Drive Angry (2011)
Crimes:
- Trying so hard to be a hilariously over-the-top cult movie that it feels strained, self-conscious, and self-important, especially for a movie about an undead Nicolas Cage breaking out of Hell to save his infant granddaughter from being sacrificed by Satanists
- Letting Cage dial down his performance to grimly inert levels instead of pushing him to be the hilariously wackadoo centerpiece that might have made the film fun-bad instead of just bad
- Ripping off the silly-ass “man fucks a woman while simultaneously shooting a room full of attackers” sequence from Shoot ’Em Up
- Wasting an excellent William Fichtner performance
Defender: Director Patrick Lussier and his co-writer, Todd Farmer
Tone of commentary: Egalitarian. Lussier and Farmer spend the commentary name-checking everyone who contributed to each scene, from the lines or actions that the actors tweaked to all the tech staff: It’s no huge surprise that love interest Amber Heard was the one who suggested she should be getting her toenails painted by a naked man in one shot, or that it was Nicolas Cage’s idea that he should be fully clothed during his sex scene. But in addition to the cast contributions, Lussier and Farmer go out of their way to identify and praise, for instance, the second-unit director who fished a dead snake out of a ditch and put it in the shot. And the producer who suggested Lussier should cut a laugh at the end of another shot. And the makeup guy who handled a gory effect. And the cinematographer who designed a shot, and the stuntman who pulled off a car jump without wiping out the cameras, and the location scout, the costume designer, the composer, the band who granted clearance for a song, the silent extras with weapons in a fight scene, the individual drivers in a chase sequence, and on and on and on. Their recall for detail and respect for their crew is impressive, but it makes the commentary feel like the world’s longest awards-ceremony thank-you speech.
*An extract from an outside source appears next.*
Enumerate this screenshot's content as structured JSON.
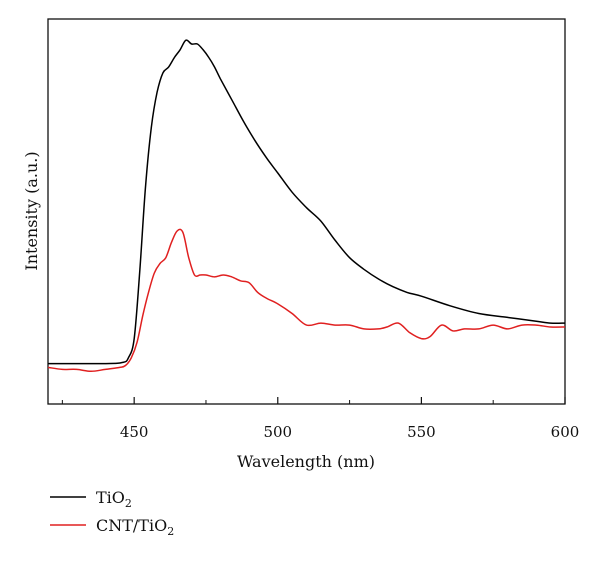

A few fun tidbits are scattered throughout: Apparently Drive Angry’s protagonist was originally written as a 70-year-old man, until Cage got involved and the idea was dropped. Cage signed onto the film after a three-minute meeting, saying he had to play the role because he’d never seen anything so crazy. And Farmer and Lussier both get adorably excited about little details in the film, like the neon sign for their bar Bull By The Balls, or the black headband covered in printed skulls, just because it’s so neat to them that they wrote these things on paper, and then their crew just created them.